# Doorbell wire in brick wall is too short



## benmiller22 (Apr 3, 2012)

Recently we moved into a home and the doorbell is missing. There is a small hole in the brick wall with two wires inside. I've tried to pull the wires out of the hole in order to extend them enough to connect to a new doorbell unsuccessfully. Is there some easy way that I could strip the ends of these two wires and connect a similar gauge wire to them? I do not want to install a wireless doorbell. 

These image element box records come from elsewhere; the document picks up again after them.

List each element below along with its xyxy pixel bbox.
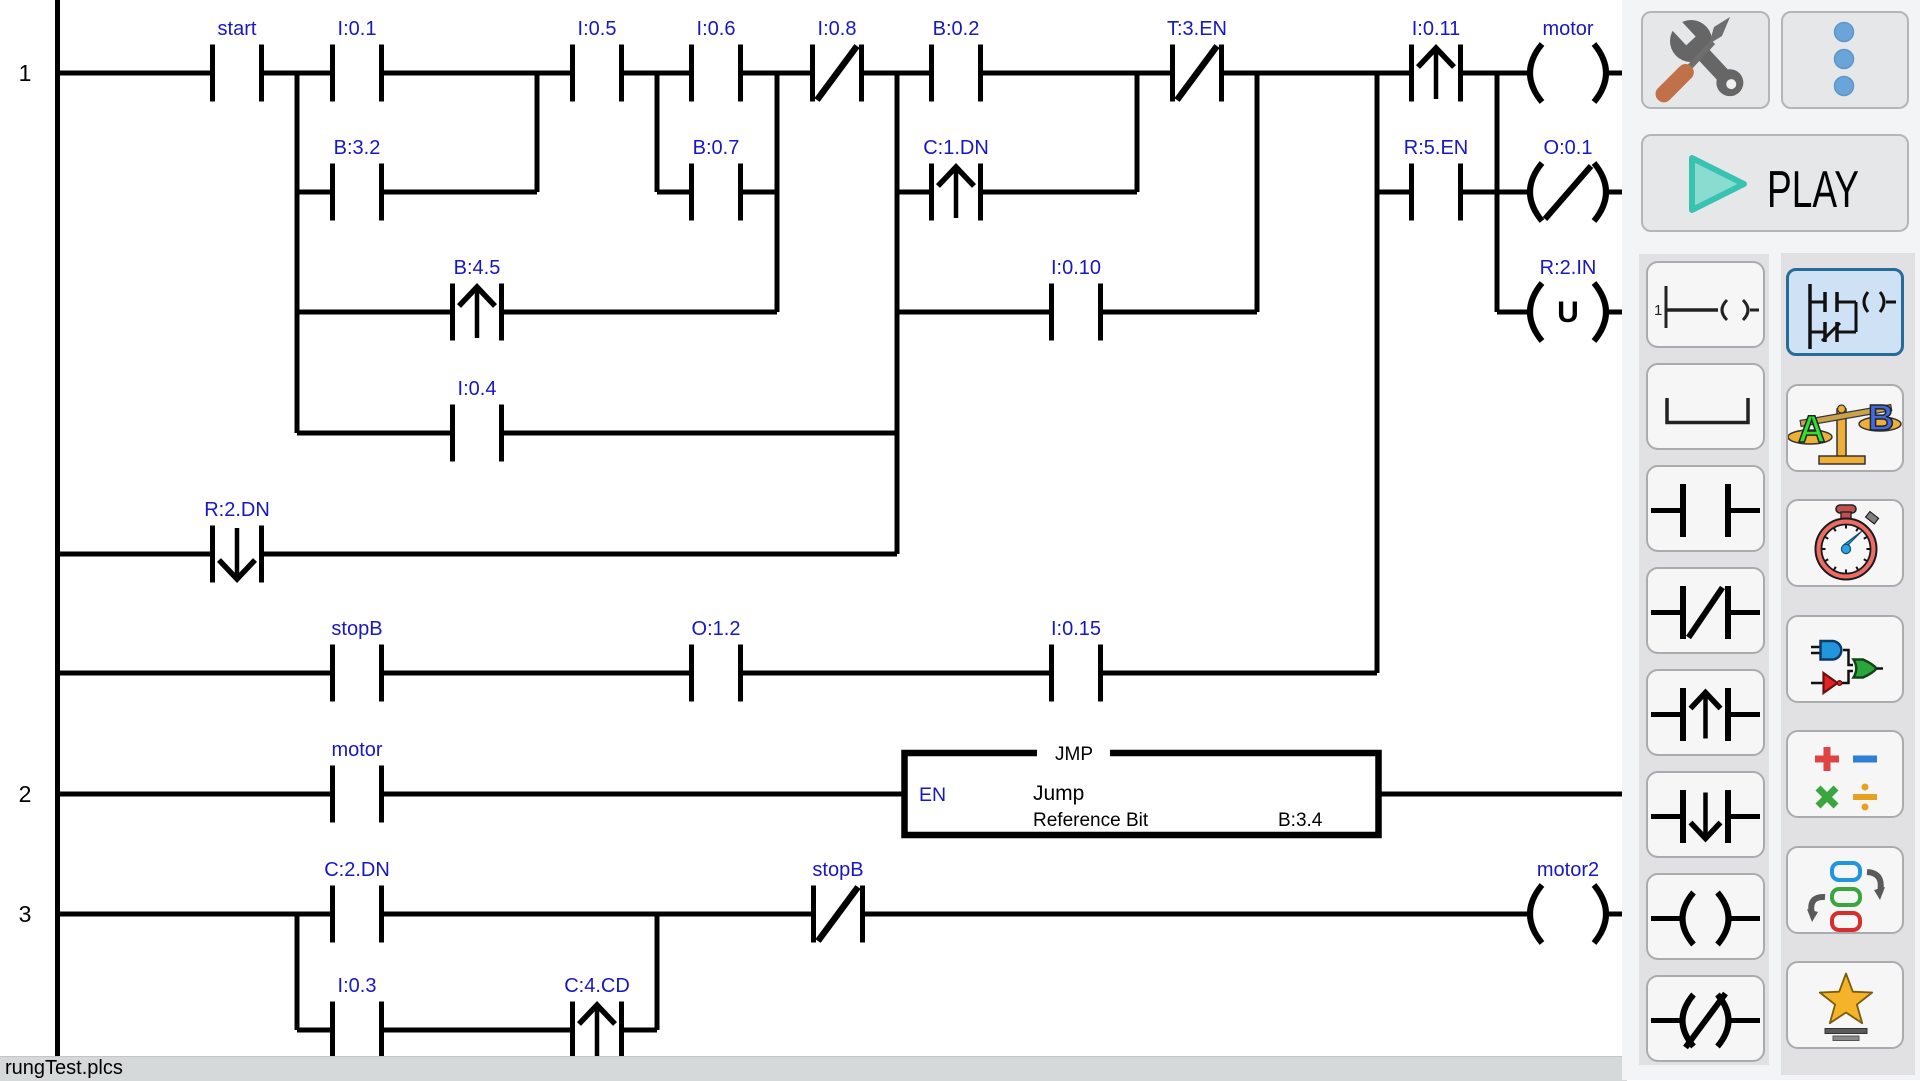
svg-text:B:0.2: B:0.2 [933, 18, 980, 40]
svg-text:C:2.DN: C:2.DN [324, 859, 390, 881]
svg-text:U: U [1557, 296, 1579, 329]
svg-text:O:0.1: O:0.1 [1544, 137, 1593, 159]
svg-text:I:0.10: I:0.10 [1051, 257, 1101, 279]
svg-text:motor: motor [331, 739, 382, 761]
svg-text:R:5.EN: R:5.EN [1404, 137, 1468, 159]
svg-text:2: 2 [19, 781, 32, 807]
svg-text:motor2: motor2 [1537, 859, 1599, 881]
svg-text:stopB: stopB [812, 859, 863, 881]
svg-text:T:3.EN: T:3.EN [1167, 18, 1227, 40]
svg-text:B: B [1868, 397, 1894, 438]
svg-text:EN: EN [919, 784, 946, 806]
svg-text:Reference Bit: Reference Bit [1033, 810, 1149, 831]
svg-text:stopB: stopB [331, 618, 382, 640]
svg-text:A: A [1798, 409, 1825, 451]
svg-text:I:0.3: I:0.3 [338, 975, 377, 997]
svg-text:R:2.IN: R:2.IN [1540, 257, 1597, 279]
svg-text:JMP: JMP [1055, 744, 1093, 765]
svg-text:C:4.CD: C:4.CD [564, 975, 630, 997]
svg-text:I:0.8: I:0.8 [818, 18, 857, 40]
svg-text:PLAY: PLAY [1767, 161, 1859, 219]
svg-text:1: 1 [19, 60, 32, 86]
svg-text:start: start [218, 18, 257, 40]
svg-text:1: 1 [1654, 302, 1662, 319]
svg-text:I:0.11: I:0.11 [1412, 18, 1461, 40]
svg-text:Jump: Jump [1033, 782, 1084, 805]
svg-text:B:3.4: B:3.4 [1278, 810, 1323, 831]
svg-text:I:0.1: I:0.1 [338, 18, 377, 40]
svg-text:motor: motor [1542, 18, 1593, 40]
svg-text:3: 3 [19, 901, 32, 927]
svg-text:I:0.6: I:0.6 [697, 18, 736, 40]
svg-text:B:3.2: B:3.2 [334, 137, 381, 159]
svg-text:B:4.5: B:4.5 [454, 257, 501, 279]
svg-text:I:0.4: I:0.4 [458, 378, 497, 400]
svg-text:C:1.DN: C:1.DN [923, 137, 989, 159]
svg-text:I:0.5: I:0.5 [578, 18, 617, 40]
svg-text:I:0.15: I:0.15 [1051, 618, 1101, 640]
svg-text:O:1.2: O:1.2 [692, 618, 741, 640]
svg-text:B:0.7: B:0.7 [693, 137, 740, 159]
svg-text:R:2.DN: R:2.DN [204, 499, 270, 521]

Thanks for your help. I'm going to try and post a picture as well. The brick hole diameter is about 3/4".


----------



## DexterII (Jul 14, 2010)

It's usually not this simple, but, just for kicks, I would check the basement and/or attic, to see if you can find this wire; if so, maybe you can pick up some slack, then pull it through. Or, if it's taut at that point, maybe you could make your splice up or down there, and pull it through then. Again, seldom quite that simple, but you get lucky every once in a while.


----------



## AllanJ (Nov 24, 2007)

You might be able to stick the tip of a soldering gun in to melt off some of the insulation, then stick in rolled up sandpaper to clean off the ends, then stick the soldering tip in again and attach pigtails (short extensions) to those wire ends. Slip heat shrink tubing over for insulation; you might be able to heat up the tubing with the soldering tip but do not use a match or flame to actually make it shrink.

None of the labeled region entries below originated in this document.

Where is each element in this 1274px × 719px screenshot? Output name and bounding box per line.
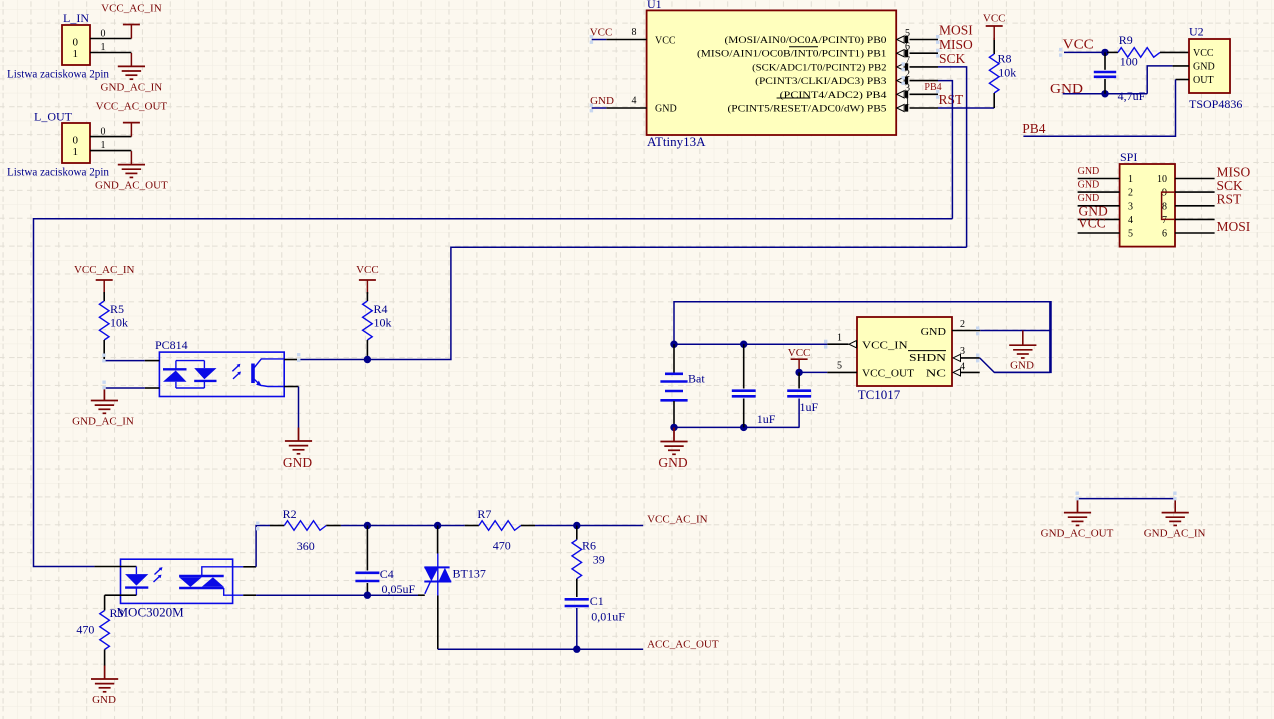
wire MOC pin4 to C4 and BT137 gate [256,594,418,596]
connector L_OUT [7,110,109,179]
svg-text:0: 0 [73,37,79,49]
svg-text:RST: RST [1217,192,1243,207]
svg-text:4: 4 [960,362,965,373]
junction VCC/C3 [795,369,802,376]
capacitor C1 [565,594,626,649]
svg-text:GND_AC_IN: GND_AC_IN [101,82,163,94]
pin 9 of SPI [1175,191,1215,193]
svg-text:SPI: SPI [1120,150,1137,164]
pin 4 GND of U1 [606,96,646,109]
ground GND_AC_IN at PC814 [72,387,134,428]
svg-text:GND: GND [1078,166,1100,177]
svg-text:6: 6 [1162,229,1167,240]
svg-text:0: 0 [73,135,79,147]
PC814 LED pair [163,361,217,388]
pin 7 of SPI [1175,218,1215,220]
svg-text:SHDN: SHDN [909,352,946,364]
pin 8 of SPI [1175,205,1215,207]
pin 1 of L_OUT [90,140,131,151]
wire VCC stub at pin 8 [592,39,607,41]
svg-text:GND: GND [1010,360,1034,372]
IC TC1017 [857,317,952,402]
power VCC_AC_IN [101,3,162,39]
wire VCC to R9 [1064,51,1105,53]
svg-text:BT137: BT137 [453,567,486,581]
svg-text:3: 3 [905,83,910,94]
pin 1 of SPI [1078,178,1120,180]
IC U1 ATtiny13A [647,0,897,149]
svg-text:10: 10 [1157,174,1167,185]
MOC3020M LED [125,567,148,596]
wire OUT of U2 to PB4 [1023,80,1175,137]
svg-text:0,05uF: 0,05uF [382,582,416,596]
svg-text:MOSI: MOSI [939,23,973,38]
pin 4 NC of TC1017 [953,362,980,376]
ground GND_AC_IN bottom right [1144,499,1206,540]
svg-text:SCK: SCK [939,51,966,66]
svg-text:100: 100 [1120,55,1138,69]
pin 4 of MOC3020M triac [243,594,256,596]
pin 2 PB3 of U1 [897,69,938,84]
svg-text:GND: GND [92,694,116,706]
power VCC at TC1017 out [788,347,811,373]
svg-text:PC814: PC814 [155,338,188,352]
wire MOC MT2 up to R2 [256,526,270,567]
svg-text:U1: U1 [647,0,662,11]
svg-text:PB4: PB4 [1022,121,1046,136]
wire battery bottom rail [674,426,800,428]
svg-text:10k: 10k [110,316,128,330]
ground GND at TC1017 [1009,331,1036,372]
svg-text:L_IN: L_IN [63,11,89,25]
svg-text:GND_AC_IN: GND_AC_IN [72,416,134,428]
svg-text:ATtiny13A: ATtiny13A [647,134,706,149]
svg-text:2: 2 [1128,188,1133,199]
svg-text:7: 7 [905,55,910,66]
snap marks [102,35,1176,530]
wire SHDN diagonal [980,358,1050,373]
pin 2 cathode of MOC3020M [105,594,137,596]
junction battery top [670,341,677,348]
svg-text:R7: R7 [477,507,491,521]
pin 0 of L_OUT [90,127,131,138]
svg-text:1: 1 [905,97,910,108]
optocoupler MOC3020M [110,559,233,620]
svg-text:39: 39 [593,553,605,567]
svg-text:MOSI: MOSI [1217,219,1251,234]
wire R7 to VCC_AC_IN [535,525,643,527]
pin 1 of L_IN [90,42,131,53]
junction C4 bottom [364,592,371,599]
wire GND stub at pin 4 [592,107,607,109]
pin OUT of U2 [1176,79,1190,81]
svg-text:VCC: VCC [788,347,811,359]
svg-text:360: 360 [297,539,315,553]
pin 3 SHDN of TC1017 [953,346,980,361]
svg-text:1uF: 1uF [800,400,819,414]
capacitor C2 1uF [732,344,776,427]
pin 8 VCC of U1 [606,27,646,40]
svg-text:RST: RST [939,92,965,107]
pin 10 of SPI [1175,178,1215,180]
svg-text:GND: GND [1193,62,1215,73]
svg-text:1: 1 [837,333,842,344]
svg-text:GND_AC_IN: GND_AC_IN [1144,528,1206,540]
svg-text:R5: R5 [110,302,124,316]
svg-text:VCC: VCC [983,13,1006,25]
svg-text:4,7uF: 4,7uF [1118,89,1146,103]
svg-text:OUT: OUT [1193,75,1214,86]
junction GND/C9 [1101,90,1108,97]
MOC3020M light arrows [154,567,163,582]
pin 1 VCC_IN of TC1017 [827,333,856,348]
wire VCC node to TC1017 VCC_OUT [799,371,827,373]
connector L_IN [7,11,109,81]
wire PB3 net to MOC3020M [34,219,953,567]
svg-text:GND: GND [655,104,677,115]
svg-text:R2: R2 [283,507,297,521]
svg-text:470: 470 [76,623,94,637]
wire PB3 from pin 2 down to MOC net [938,81,952,219]
junction C2 top [740,341,747,348]
svg-text:10k: 10k [374,316,392,330]
svg-text:C4: C4 [380,567,394,581]
svg-text:VCC_AC_IN: VCC_AC_IN [647,514,708,526]
pin 5 PB0 of U1 [897,28,938,43]
svg-text:TSOP4836: TSOP4836 [1189,97,1242,111]
svg-text:(MISO/AIN1/OC0B/INT0/PCINT1) P: (MISO/AIN1/OC0B/INT0/PCINT1) PB1 [697,49,887,60]
svg-text:R9: R9 [1119,33,1133,47]
svg-text:C1: C1 [590,594,604,608]
pin GND of U2 [1173,65,1189,67]
wire battery node to TC1017 VCC_IN [674,343,827,345]
svg-text:7: 7 [1162,215,1167,226]
pin 2 of PC814 [145,387,160,389]
pin 3 PB4 of U1 [897,83,938,98]
wire bottom ACC_AC_OUT [438,648,643,650]
wire TC1017 GND to ground [980,330,1050,332]
svg-text:2: 2 [905,69,910,80]
ground GND_AC_IN [101,53,163,94]
svg-text:GND: GND [283,455,312,470]
svg-text:9: 9 [1162,188,1167,199]
triac BT137 [424,526,486,650]
svg-text:MOC3020M: MOC3020M [117,605,185,620]
svg-text:10k: 10k [998,66,1016,80]
power VCC above R8 [983,13,1006,41]
svg-text:1: 1 [101,42,106,53]
svg-text:1uF: 1uF [757,412,776,426]
pin 2 GND of TC1017 [952,319,980,331]
pin 0 of L_IN [90,29,131,40]
svg-text:MISO: MISO [939,37,973,52]
svg-text:1: 1 [73,48,79,60]
internal tie pins 9-7 of SPI [1162,192,1175,219]
power VCC above R4 [356,264,379,294]
power VCC_AC_OUT [96,101,168,137]
svg-text:R6: R6 [582,539,596,553]
ground GND under battery [658,427,687,470]
pin 6 MT2 of MOC3020M [243,566,256,568]
svg-text:VCC: VCC [1063,37,1094,52]
svg-text:GND: GND [658,455,687,470]
MOC3020M triac [179,567,243,595]
svg-text:Listwa zaciskowa 2pin: Listwa zaciskowa 2pin [7,165,109,179]
IC U2 TSOP4836 [1189,25,1242,112]
svg-text:1: 1 [101,140,106,151]
junction R6 top [573,522,580,529]
svg-text:5: 5 [905,28,910,39]
wire GND under C9 [1063,93,1148,95]
wire MOC cathode corner [104,595,106,610]
capacitor C4 [355,526,415,597]
pin 1 anode of MOC3020M [94,566,136,568]
svg-text:(MOSI/AIN0/OC0A/PCINT0) PB0: (MOSI/AIN0/OC0A/PCINT0) PB0 [725,35,887,46]
ground GND at PC814 emitter [283,428,312,471]
connector SPI header [1120,150,1175,247]
wire SCK from pin 7 down to PC814 net [938,67,967,247]
wire battery top loop [674,302,1051,373]
BT137 gate [418,582,431,596]
svg-text:L_OUT: L_OUT [34,110,73,124]
optocoupler PC814 [155,338,284,397]
wire joining AC grounds [1078,498,1176,500]
junction battery bottom [670,424,677,431]
wire RST from pin 1 to R8 [938,107,994,109]
resistor R4 [363,292,392,360]
wire PC814 emitter down [298,387,300,429]
battery Bat [660,344,705,427]
svg-text:2: 2 [960,319,965,330]
wire SHDN net vertical [1049,302,1051,373]
svg-text:Bat: Bat [688,372,705,386]
svg-text:U2: U2 [1189,25,1204,39]
svg-text:470: 470 [493,539,511,553]
ground GND_AC_OUT bottom right [1041,499,1114,540]
svg-text:ACC_AC_OUT: ACC_AC_OUT [647,639,719,651]
power VCC_AC_IN above R5 [74,264,135,294]
svg-text:VCC: VCC [655,36,676,47]
svg-text:VCC_AC_IN: VCC_AC_IN [101,3,162,15]
pin 3 emitter of PC814 [284,386,298,388]
capacitor 4,7uF [1094,52,1146,103]
capacitor C3 1uF [787,372,818,427]
pin 5 VCC_OUT of TC1017 [827,361,857,373]
svg-text:4: 4 [632,96,637,107]
pin 6 of SPI [1175,232,1215,234]
svg-text:(SCK/ADC1/T0/PCINT2) PB2: (SCK/ADC1/T0/PCINT2) PB2 [752,62,887,73]
resistor R7 [465,507,535,553]
svg-text:VCC_AC_OUT: VCC_AC_OUT [96,101,168,113]
svg-text:1: 1 [1128,174,1133,185]
svg-text:8: 8 [632,27,637,38]
svg-text:0: 0 [101,127,106,138]
svg-text:VCC: VCC [356,264,379,276]
svg-text:VCC: VCC [1193,48,1214,59]
resistor R3 [76,611,109,667]
svg-text:(PCINT5/RESET/ADC0/dW) PB5: (PCINT5/RESET/ADC0/dW) PB5 [728,104,887,115]
junction VCC/C9 [1101,49,1108,56]
svg-text:0: 0 [101,29,106,40]
pin 2 of SPI [1078,191,1120,193]
svg-text:VCC_IN: VCC_IN [862,340,908,352]
svg-text:6: 6 [905,42,910,53]
svg-text:GND: GND [590,95,614,107]
junction C4 top [364,522,371,529]
ground GND under R3 [91,666,118,706]
svg-text:NC: NC [926,368,946,380]
resistor R5 [99,292,128,361]
resistor R2 [270,507,341,553]
pin 3 of SPI [1078,205,1120,207]
svg-text:1: 1 [73,146,79,158]
resistor R6 [572,526,605,598]
pin 7 PB2 of U1 [897,55,938,70]
svg-text:0,01uF: 0,01uF [591,610,625,624]
svg-text:R4: R4 [374,302,388,316]
svg-text:TC1017: TC1017 [858,387,901,402]
pin 6 PB1 of U1 [897,42,938,57]
svg-text:GND_AC_OUT: GND_AC_OUT [95,180,168,192]
pin 4 collector of PC814 [284,359,298,361]
wire PC814 collector to R4 and SCK net [299,247,967,359]
svg-text:(PCINT4/ADC2) PB4: (PCINT4/ADC2) PB4 [780,90,887,101]
resistor R9 [1107,33,1189,69]
wire PC814 pin2 to ground [104,387,144,389]
svg-text:GND_AC_OUT: GND_AC_OUT [1041,528,1114,540]
pin 1 PB5 of U1 [897,97,938,112]
svg-text:R8: R8 [998,52,1012,66]
svg-text:8: 8 [1162,201,1167,212]
resistor R8 [989,38,1016,108]
PC814 phototransistor [251,359,284,387]
svg-text:VCC_AC_IN: VCC_AC_IN [74,264,135,276]
PC814 light arrows [232,364,241,379]
ground GND_AC_OUT [95,151,168,191]
svg-text:5: 5 [837,361,842,372]
junction C2 bottom [740,424,747,431]
junction R4/PC814 [364,356,371,363]
svg-text:GND: GND [1078,180,1100,191]
pin 1 of PC814 [145,360,160,362]
junction C1 bottom [573,646,580,653]
wire R5 to PC814 pin1 [104,360,145,362]
svg-text:Listwa zaciskowa 2pin: Listwa zaciskowa 2pin [7,67,109,81]
wire GND to U2 pin [1147,66,1172,94]
wire R2 to R7 [341,525,465,527]
svg-text:3: 3 [960,346,965,357]
pin 4 of SPI [1078,218,1120,220]
svg-text:VCC_OUT: VCC_OUT [862,368,914,380]
svg-text:4: 4 [1128,215,1133,226]
svg-text:VCC: VCC [1078,216,1106,231]
svg-text:5: 5 [1128,229,1133,240]
junction BT137 top [434,522,441,529]
svg-text:(PCINT3/CLKI/ADC3) PB3: (PCINT3/CLKI/ADC3) PB3 [755,76,887,87]
svg-text:GND: GND [921,326,946,338]
pin 5 of SPI [1078,232,1120,234]
svg-text:3: 3 [1128,201,1133,212]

Make a spiral in the end of the pigtail to slip over the wire end in the wall, instead of trying to twist the pigtail end and the wire end together first.


----------



## danpik (Sep 11, 2011)

A lot of times the doorbell wire runs to the button location behind the trim on the inside. You might check if thats the case. If so, you could splice it together in there and extend the wire out to the button location


----------



## k_buz (Mar 22, 2012)

Worst case scenario put the new button over the existing hole (top of the button lined up with the top of the existing hole) trace the new button on the wall, then gently chip out a bigger hole...working your way down. You might be able to get enough wire out to either connect to the button, or splice on a little wire. I know you will loose surface to mount the new button, but a little caulk should hold it there just fine.


----------



## BigJim (Sep 2, 2008)

Or if all else fails buy a battery powered remote doorbell.


----------



## Msradell (Sep 1, 2011)

jiju1943 said:


> Or if all else fails buy a battery powered remote doorbell.


From the OP "I do not want to install a wireless doorbell."


----------



## Jay 78 (Mar 2, 2011)

I went wireless. I was extremely skeptical, but it has turned out to be totally reliable.


----------



## rrolleston (Oct 17, 2011)

try and strip the wire with a couple pairs of needle nose pliers and crimp splices on with needle nose pliers.

If you have a soldering iron this can be fixed easily. Strip insulation from a larger size wire slide some on both new wires solder the wires together 3/4" is plenty of room slide the insulation over the wires and tape it up.


----------